Poolse leider Tusk levert kritiek op Deense grenscontroles (en)

Met dank overgenomen van EUobserver (EUOBSERVER) i, gepubliceerd op donderdag 7 juli 2011, 9:20.

EUOBSERVER / BRUSSELS - Polish leader Donald Tusk i has criticised Denmark's "nationalist" border checks in his maiden speech to the European Parliament under the Polish EU presidency.

"I am against any barriers to internal free movement under the pretext of dealing with migration problems. What Denmark is doing is a concern for anybody who thinks that free movement is going to be restricted even further," he told MEPs in Strasbourg on Wednesday (5 July).

"Undoing the European construction at this time and turning to nationalism as an answer to the crisis would be a very big mistake."

Under the EU treaty, the European Commission is tasked with protecting EU laws while the rotating presidency is supposed to act as a neutral broker in negotiations between member states.

Tusk's Strasbourg speech follows remarks in Warsaw last Friday when the Polish leader came close to accusing French, German and Italian leaders of hypocrisy in their handling of Tunisian migrants and the Greek bailout , as "politicians who say they support the EU ... but at the same time take steps that weaken the union."

Denmark on Tuesday deployed 50 extra customs officers on its German and Swedish borders. Copenhagen says the move is designed to fight drug trafficking. But most commentators see it as a sop to the increasingly powerful, right-wing Danish People's Party.

For his part, Germany's Jorg-Uwe Hahn, a minister in the Hesse regional authority, on Wednesday said German holidaymakers should boycott Denmark. "If Denmark is introducing border controls again during the holiday season, I can only suggest that people turn right around and holiday in Austria or Poland instead," he told the mass-circulation Bild newspaper.

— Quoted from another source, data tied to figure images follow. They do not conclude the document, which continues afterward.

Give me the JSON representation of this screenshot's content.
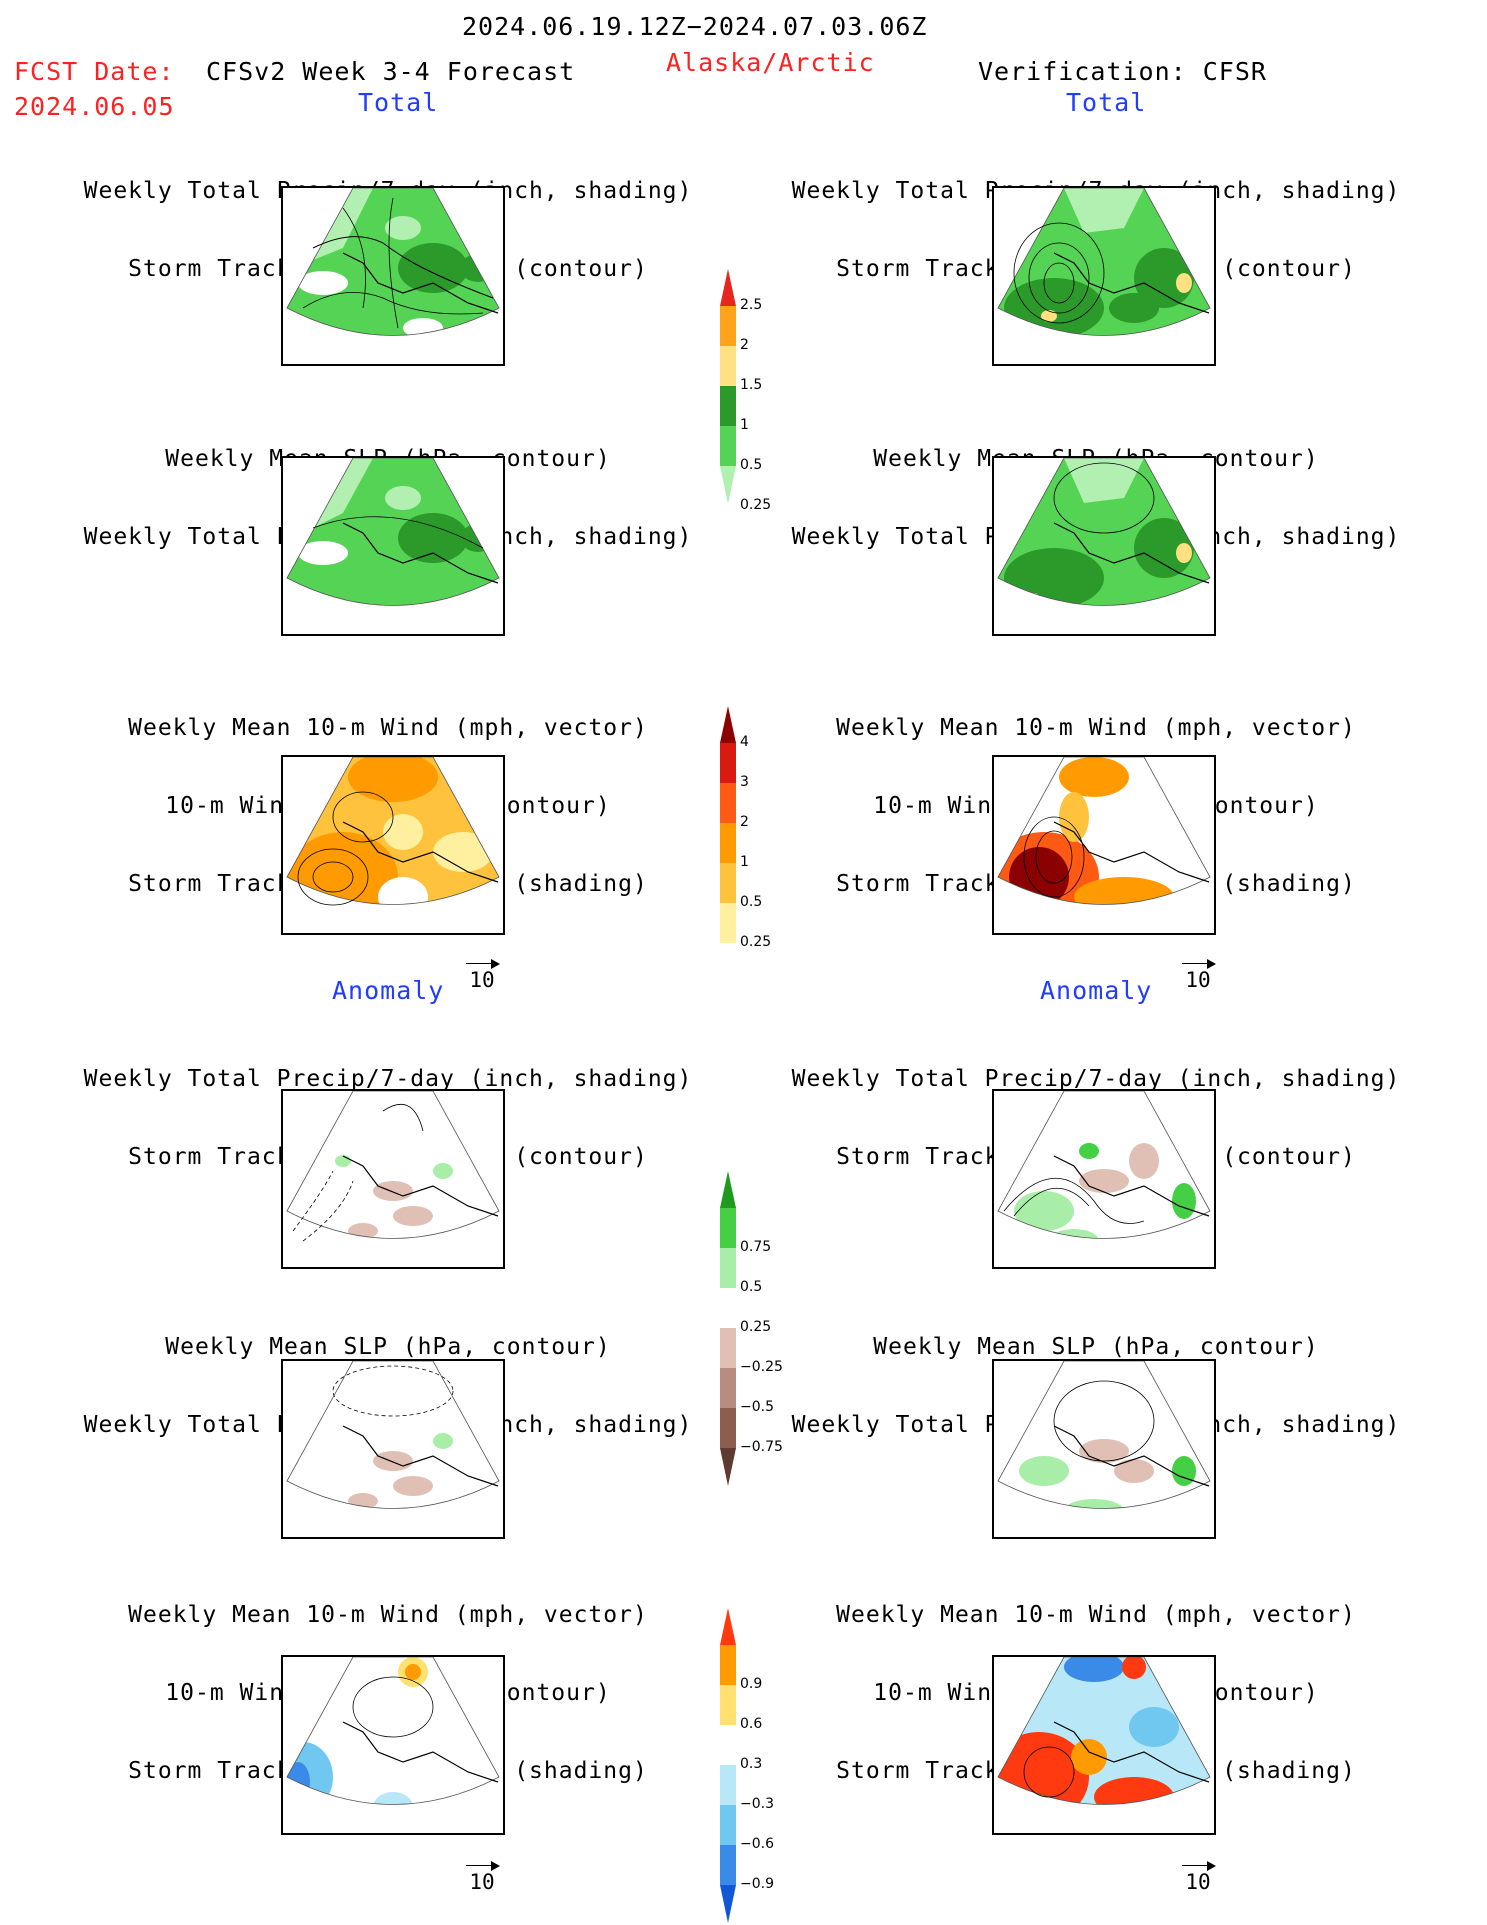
{
  "header": {
    "period": "2024.06.19.12Z−2024.07.03.06Z",
    "fcst_label": "FCST Date:",
    "fcst_date": "2024.06.05",
    "model_title": "CFSv2 Week 3-4 Forecast",
    "region": "Alaska/Arctic",
    "verification": "Verification: CFSR"
  },
  "sections": {
    "total": "Total",
    "anomaly": "Anomaly"
  },
  "titles": {
    "precip_storm": [
      "Weekly Total Precip/7-day (inch, shading)",
      "Storm Track Density/7-day (contour)"
    ],
    "slp_precip": [
      "Weekly Mean SLP (hPa, contour)",
      "Weekly Total Precip/7-day (inch, shading)"
    ],
    "wind_storm": [
      "Weekly Mean 10-m Wind (mph, vector)",
      "10-m Wind Speed (mph, contour)",
      "Storm Track Density/7-day (shading)"
    ]
  },
  "vector_ref": "10",
  "colorbars": {
    "precip_total": {
      "labels": [
        "2.5",
        "2",
        "1.5",
        "1",
        "0.5",
        "0.25"
      ],
      "colors": [
        "#e8261e",
        "#ffa31a",
        "#ffe082",
        "#2b9a2b",
        "#55d355",
        "#b2f0b2"
      ]
    },
    "storm_total": {
      "labels": [
        "4",
        "3",
        "2",
        "1",
        "0.5",
        "0.25"
      ],
      "colors": [
        "#8b0000",
        "#d81a10",
        "#ff5a14",
        "#ff9a00",
        "#ffc23d",
        "#fff0a0",
        "#ffffff"
      ]
    },
    "precip_anom": {
      "labels": [
        "0.75",
        "0.5",
        "0.25",
        "−0.25",
        "−0.5",
        "−0.75"
      ],
      "colors": [
        "#1f9a1f",
        "#45cf45",
        "#a8eea8",
        "#ffffff",
        "#e0c0b4",
        "#b88c7e",
        "#8c5e50",
        "#5e3a30"
      ]
    },
    "storm_anom": {
      "labels": [
        "0.9",
        "0.6",
        "0.3",
        "−0.3",
        "−0.6",
        "−0.9"
      ],
      "colors": [
        "#ff3a10",
        "#ff9a00",
        "#ffe070",
        "#ffffff",
        "#b8e8f8",
        "#70c8f0",
        "#3a8ae8",
        "#1058d8"
      ]
    }
  }
}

Tusk's pro-EU message was applauded by MEPs from across the political spectrum. "I've always said that you should be in our political group," the Liberal group leader, Guy Verhoftstadt said. Tusk's Civic Platform party sits with the centre-right EPP group.

At a press conference following his speech in the plenary chamber, Tusk used a plate of Polish strawberries as a symbol of Poland's "fresh" approach to the union's pessimistic mood.

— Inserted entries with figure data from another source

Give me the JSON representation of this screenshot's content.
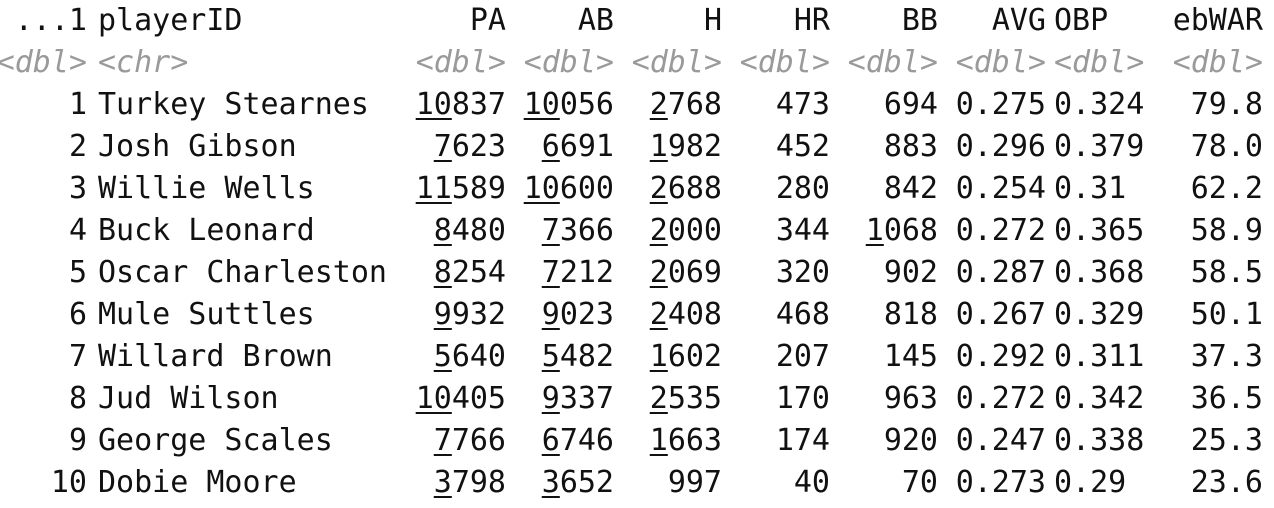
{
  "columns": [
    {
      "name": "...1",
      "type": "<dbl>"
    },
    {
      "name": "playerID",
      "type": "<chr>"
    },
    {
      "name": "PA",
      "type": "<dbl>"
    },
    {
      "name": "AB",
      "type": "<dbl>"
    },
    {
      "name": "H",
      "type": "<dbl>"
    },
    {
      "name": "HR",
      "type": "<dbl>"
    },
    {
      "name": "BB",
      "type": "<dbl>"
    },
    {
      "name": "AVG",
      "type": "<dbl>"
    },
    {
      "name": "OBP",
      "type": "<dbl>"
    },
    {
      "name": "ebWAR",
      "type": "<dbl>"
    }
  ],
  "rows": [
    {
      "idx": "1",
      "player": "Turkey Stearnes",
      "pa": "10837",
      "ab": "10056",
      "h": "2768",
      "hr": "473",
      "bb": "694",
      "avg": "0.275",
      "obp": "0.324",
      "war": "79.8"
    },
    {
      "idx": "2",
      "player": "Josh Gibson",
      "pa": "7623",
      "ab": "6691",
      "h": "1982",
      "hr": "452",
      "bb": "883",
      "avg": "0.296",
      "obp": "0.379",
      "war": "78.0"
    },
    {
      "idx": "3",
      "player": "Willie Wells",
      "pa": "11589",
      "ab": "10600",
      "h": "2688",
      "hr": "280",
      "bb": "842",
      "avg": "0.254",
      "obp": "0.31",
      "war": "62.2"
    },
    {
      "idx": "4",
      "player": "Buck Leonard",
      "pa": "8480",
      "ab": "7366",
      "h": "2000",
      "hr": "344",
      "bb": "1068",
      "avg": "0.272",
      "obp": "0.365",
      "war": "58.9"
    },
    {
      "idx": "5",
      "player": "Oscar Charleston",
      "pa": "8254",
      "ab": "7212",
      "h": "2069",
      "hr": "320",
      "bb": "902",
      "avg": "0.287",
      "obp": "0.368",
      "war": "58.5"
    },
    {
      "idx": "6",
      "player": "Mule Suttles",
      "pa": "9932",
      "ab": "9023",
      "h": "2408",
      "hr": "468",
      "bb": "818",
      "avg": "0.267",
      "obp": "0.329",
      "war": "50.1"
    },
    {
      "idx": "7",
      "player": "Willard Brown",
      "pa": "5640",
      "ab": "5482",
      "h": "1602",
      "hr": "207",
      "bb": "145",
      "avg": "0.292",
      "obp": "0.311",
      "war": "37.3"
    },
    {
      "idx": "8",
      "player": "Jud Wilson",
      "pa": "10405",
      "ab": "9337",
      "h": "2535",
      "hr": "170",
      "bb": "963",
      "avg": "0.272",
      "obp": "0.342",
      "war": "36.5"
    },
    {
      "idx": "9",
      "player": "George Scales",
      "pa": "7766",
      "ab": "6746",
      "h": "1663",
      "hr": "174",
      "bb": "920",
      "avg": "0.247",
      "obp": "0.338",
      "war": "25.3"
    },
    {
      "idx": "10",
      "player": "Dobie Moore",
      "pa": "3798",
      "ab": "3652",
      "h": "997",
      "hr": "40",
      "bb": "70",
      "avg": "0.273",
      "obp": "0.29",
      "war": "23.6"
    }
  ]
}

"There is no better advert, when it comes to Poland and to our [EU] presidency - that is about Poland's freshness and energy - than these strawberries," he said, according to the Polish press agency Pap.

The plenary debate was also marked by an ugly exchange between the Polish right-wing opposition Law and Justice party and its left-wing SLD counterpart.

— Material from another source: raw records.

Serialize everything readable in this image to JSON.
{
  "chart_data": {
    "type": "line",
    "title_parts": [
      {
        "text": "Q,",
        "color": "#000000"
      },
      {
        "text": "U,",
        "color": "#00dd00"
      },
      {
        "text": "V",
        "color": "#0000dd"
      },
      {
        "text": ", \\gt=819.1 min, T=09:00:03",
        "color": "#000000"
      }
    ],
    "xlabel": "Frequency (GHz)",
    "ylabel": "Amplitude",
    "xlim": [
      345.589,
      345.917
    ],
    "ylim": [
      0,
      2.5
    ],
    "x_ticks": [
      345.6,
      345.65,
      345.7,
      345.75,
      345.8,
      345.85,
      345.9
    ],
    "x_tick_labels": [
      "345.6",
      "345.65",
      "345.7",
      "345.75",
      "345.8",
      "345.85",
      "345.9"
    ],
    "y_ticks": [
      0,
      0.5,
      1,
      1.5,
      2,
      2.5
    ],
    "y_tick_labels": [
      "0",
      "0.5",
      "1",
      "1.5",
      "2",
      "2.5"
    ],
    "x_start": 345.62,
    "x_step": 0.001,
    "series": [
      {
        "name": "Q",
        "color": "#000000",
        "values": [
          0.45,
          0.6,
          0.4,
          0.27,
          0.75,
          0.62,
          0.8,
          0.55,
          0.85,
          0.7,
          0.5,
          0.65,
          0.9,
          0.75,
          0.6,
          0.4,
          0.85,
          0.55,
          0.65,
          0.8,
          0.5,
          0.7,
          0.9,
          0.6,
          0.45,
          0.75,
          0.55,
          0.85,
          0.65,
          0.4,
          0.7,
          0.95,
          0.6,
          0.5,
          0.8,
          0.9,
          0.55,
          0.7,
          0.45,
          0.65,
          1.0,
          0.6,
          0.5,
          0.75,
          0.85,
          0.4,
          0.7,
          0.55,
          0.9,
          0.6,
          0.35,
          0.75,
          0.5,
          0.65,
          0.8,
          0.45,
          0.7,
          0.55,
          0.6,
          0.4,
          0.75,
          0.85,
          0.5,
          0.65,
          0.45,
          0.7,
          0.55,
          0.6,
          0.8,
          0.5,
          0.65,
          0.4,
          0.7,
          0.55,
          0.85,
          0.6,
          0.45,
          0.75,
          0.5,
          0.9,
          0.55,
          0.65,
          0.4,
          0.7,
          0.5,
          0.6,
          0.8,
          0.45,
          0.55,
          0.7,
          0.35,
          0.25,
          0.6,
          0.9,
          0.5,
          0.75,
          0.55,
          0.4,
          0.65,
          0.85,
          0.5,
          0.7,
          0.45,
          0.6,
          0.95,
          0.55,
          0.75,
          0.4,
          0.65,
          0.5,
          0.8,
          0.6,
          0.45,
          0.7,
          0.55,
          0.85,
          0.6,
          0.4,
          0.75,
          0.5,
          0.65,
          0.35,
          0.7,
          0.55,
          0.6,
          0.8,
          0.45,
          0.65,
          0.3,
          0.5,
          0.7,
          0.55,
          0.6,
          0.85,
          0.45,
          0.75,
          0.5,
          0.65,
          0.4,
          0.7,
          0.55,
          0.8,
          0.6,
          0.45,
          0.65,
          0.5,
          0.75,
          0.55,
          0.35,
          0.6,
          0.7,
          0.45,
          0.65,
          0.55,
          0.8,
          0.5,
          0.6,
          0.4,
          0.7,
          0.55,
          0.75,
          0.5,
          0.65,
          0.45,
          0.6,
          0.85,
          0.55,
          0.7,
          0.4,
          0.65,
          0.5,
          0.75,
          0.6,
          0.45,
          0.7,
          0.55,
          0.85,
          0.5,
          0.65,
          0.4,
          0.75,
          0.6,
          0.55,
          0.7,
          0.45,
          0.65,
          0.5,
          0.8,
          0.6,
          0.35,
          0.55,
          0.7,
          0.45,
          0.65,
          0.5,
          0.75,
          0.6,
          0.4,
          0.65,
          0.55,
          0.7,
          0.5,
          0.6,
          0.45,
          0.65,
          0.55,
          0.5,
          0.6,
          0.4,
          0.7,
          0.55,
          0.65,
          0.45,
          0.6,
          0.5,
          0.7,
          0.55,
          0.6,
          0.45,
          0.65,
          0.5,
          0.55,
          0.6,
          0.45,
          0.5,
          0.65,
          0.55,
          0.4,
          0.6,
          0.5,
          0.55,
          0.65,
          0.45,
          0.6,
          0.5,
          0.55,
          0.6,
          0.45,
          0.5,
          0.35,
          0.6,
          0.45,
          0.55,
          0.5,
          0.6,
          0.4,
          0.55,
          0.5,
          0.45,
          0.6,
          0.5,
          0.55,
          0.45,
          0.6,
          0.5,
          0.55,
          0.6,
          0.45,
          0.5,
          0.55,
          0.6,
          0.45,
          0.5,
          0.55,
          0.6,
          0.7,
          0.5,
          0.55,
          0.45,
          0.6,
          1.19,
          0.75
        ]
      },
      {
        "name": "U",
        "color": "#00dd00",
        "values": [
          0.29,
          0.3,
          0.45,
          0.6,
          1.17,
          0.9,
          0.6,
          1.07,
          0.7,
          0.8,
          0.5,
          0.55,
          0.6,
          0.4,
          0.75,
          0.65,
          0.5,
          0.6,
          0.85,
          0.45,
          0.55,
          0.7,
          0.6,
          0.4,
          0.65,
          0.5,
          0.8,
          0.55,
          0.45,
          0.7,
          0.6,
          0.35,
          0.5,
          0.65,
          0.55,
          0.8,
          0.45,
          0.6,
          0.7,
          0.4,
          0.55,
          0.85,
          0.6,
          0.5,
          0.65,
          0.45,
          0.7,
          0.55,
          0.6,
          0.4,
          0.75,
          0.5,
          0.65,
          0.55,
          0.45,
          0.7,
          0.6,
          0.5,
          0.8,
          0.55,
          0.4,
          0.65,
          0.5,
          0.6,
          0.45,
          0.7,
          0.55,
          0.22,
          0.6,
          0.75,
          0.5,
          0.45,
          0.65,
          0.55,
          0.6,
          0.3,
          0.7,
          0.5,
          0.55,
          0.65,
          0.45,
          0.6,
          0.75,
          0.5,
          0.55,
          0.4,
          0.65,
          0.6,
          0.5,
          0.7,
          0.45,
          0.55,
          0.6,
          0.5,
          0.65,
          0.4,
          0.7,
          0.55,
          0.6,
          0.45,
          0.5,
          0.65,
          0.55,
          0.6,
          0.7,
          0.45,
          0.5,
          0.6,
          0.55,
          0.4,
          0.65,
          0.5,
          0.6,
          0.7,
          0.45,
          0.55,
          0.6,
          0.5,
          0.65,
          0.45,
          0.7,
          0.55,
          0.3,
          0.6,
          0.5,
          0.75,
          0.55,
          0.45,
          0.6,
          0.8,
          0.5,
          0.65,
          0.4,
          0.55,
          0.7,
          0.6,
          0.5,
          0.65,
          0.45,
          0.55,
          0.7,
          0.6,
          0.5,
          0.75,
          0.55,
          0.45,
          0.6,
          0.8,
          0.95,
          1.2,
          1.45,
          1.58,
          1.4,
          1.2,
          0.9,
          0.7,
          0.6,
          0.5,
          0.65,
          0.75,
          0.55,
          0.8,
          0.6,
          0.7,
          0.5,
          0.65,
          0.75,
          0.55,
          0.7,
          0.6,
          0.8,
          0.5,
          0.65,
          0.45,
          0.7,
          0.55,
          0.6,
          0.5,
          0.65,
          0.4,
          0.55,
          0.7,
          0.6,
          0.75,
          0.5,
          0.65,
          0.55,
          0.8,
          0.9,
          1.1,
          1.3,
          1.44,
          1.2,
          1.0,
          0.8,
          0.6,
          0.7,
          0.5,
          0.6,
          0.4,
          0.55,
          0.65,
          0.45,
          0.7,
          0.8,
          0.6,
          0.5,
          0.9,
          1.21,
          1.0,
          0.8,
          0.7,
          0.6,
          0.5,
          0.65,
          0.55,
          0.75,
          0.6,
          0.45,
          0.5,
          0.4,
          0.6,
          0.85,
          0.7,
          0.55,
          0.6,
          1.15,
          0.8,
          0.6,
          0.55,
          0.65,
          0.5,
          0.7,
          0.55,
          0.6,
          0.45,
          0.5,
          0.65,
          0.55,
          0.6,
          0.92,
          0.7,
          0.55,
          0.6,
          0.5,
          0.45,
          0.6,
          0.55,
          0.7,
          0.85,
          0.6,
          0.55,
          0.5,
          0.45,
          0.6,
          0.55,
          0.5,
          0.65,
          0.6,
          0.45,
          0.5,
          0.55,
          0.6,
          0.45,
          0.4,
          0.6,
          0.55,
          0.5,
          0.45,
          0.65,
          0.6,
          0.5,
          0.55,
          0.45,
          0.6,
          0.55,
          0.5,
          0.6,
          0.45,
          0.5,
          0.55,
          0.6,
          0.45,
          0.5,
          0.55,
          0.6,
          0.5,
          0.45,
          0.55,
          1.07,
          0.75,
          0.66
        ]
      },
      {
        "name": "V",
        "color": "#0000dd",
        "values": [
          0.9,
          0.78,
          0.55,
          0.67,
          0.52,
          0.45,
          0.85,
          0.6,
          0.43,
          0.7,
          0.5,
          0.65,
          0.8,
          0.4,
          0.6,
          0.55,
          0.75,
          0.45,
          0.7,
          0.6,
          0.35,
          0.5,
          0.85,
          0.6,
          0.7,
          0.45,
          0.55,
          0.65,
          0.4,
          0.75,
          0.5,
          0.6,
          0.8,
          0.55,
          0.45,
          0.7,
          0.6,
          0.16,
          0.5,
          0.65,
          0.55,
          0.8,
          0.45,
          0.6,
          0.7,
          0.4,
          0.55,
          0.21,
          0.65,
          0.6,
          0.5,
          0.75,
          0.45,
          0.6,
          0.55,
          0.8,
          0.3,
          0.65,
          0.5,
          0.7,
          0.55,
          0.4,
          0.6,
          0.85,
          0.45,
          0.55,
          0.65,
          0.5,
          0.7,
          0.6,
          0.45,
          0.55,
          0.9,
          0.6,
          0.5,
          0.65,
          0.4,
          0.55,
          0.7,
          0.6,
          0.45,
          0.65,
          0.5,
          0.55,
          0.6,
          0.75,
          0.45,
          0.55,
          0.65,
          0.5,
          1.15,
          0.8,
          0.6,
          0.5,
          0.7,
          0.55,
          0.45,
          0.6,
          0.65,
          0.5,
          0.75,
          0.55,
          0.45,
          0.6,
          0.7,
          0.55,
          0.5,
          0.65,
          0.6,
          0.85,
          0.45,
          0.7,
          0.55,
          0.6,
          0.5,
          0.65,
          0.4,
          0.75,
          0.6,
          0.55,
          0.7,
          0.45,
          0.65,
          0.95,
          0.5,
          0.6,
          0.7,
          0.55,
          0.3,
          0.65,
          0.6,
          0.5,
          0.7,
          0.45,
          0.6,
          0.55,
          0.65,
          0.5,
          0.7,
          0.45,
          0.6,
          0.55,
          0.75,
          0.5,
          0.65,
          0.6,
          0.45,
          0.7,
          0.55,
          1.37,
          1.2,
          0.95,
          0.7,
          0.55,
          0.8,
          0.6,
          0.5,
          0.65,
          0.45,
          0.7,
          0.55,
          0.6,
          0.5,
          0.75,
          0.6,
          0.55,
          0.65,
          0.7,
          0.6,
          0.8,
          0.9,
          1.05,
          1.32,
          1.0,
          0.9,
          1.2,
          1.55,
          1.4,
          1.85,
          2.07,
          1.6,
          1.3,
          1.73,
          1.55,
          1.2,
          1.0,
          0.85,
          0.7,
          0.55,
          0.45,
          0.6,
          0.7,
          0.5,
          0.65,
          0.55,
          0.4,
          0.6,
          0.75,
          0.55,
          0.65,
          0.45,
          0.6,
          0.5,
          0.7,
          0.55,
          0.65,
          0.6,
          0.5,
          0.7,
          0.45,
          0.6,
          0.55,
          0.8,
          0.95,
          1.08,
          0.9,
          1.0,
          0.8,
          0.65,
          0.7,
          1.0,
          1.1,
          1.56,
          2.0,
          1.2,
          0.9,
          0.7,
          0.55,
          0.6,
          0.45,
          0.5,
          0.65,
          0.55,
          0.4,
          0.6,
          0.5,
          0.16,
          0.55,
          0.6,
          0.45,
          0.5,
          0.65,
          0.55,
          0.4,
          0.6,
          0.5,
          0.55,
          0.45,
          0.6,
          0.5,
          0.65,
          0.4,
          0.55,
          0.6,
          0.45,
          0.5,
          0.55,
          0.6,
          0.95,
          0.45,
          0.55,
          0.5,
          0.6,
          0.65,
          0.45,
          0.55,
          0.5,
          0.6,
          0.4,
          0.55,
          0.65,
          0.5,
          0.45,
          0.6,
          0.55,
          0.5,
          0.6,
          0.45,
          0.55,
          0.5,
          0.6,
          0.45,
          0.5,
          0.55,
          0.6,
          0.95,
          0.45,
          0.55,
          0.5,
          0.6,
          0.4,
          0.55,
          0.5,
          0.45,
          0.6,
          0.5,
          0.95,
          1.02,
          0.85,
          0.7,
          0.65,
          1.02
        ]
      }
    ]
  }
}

Law and Justice deputy Zbigniew Ziobro accused Tusk of curbing free speech by sacking pro-opposition journalists in state-owned media. SLD member Marek Siwiec recalled that Ziobro, in his previous role as interior minister, organised televised dawn raids by armed Swat teams in a crackdown on corruption which saw one woman commit suicide.

Cameras showed Tusk holding his face in his hands during the mud-slinging.

"These two or three interventions by Law and Justice eurodeputies are a problem for them, not for me, or for Poland," he later told press.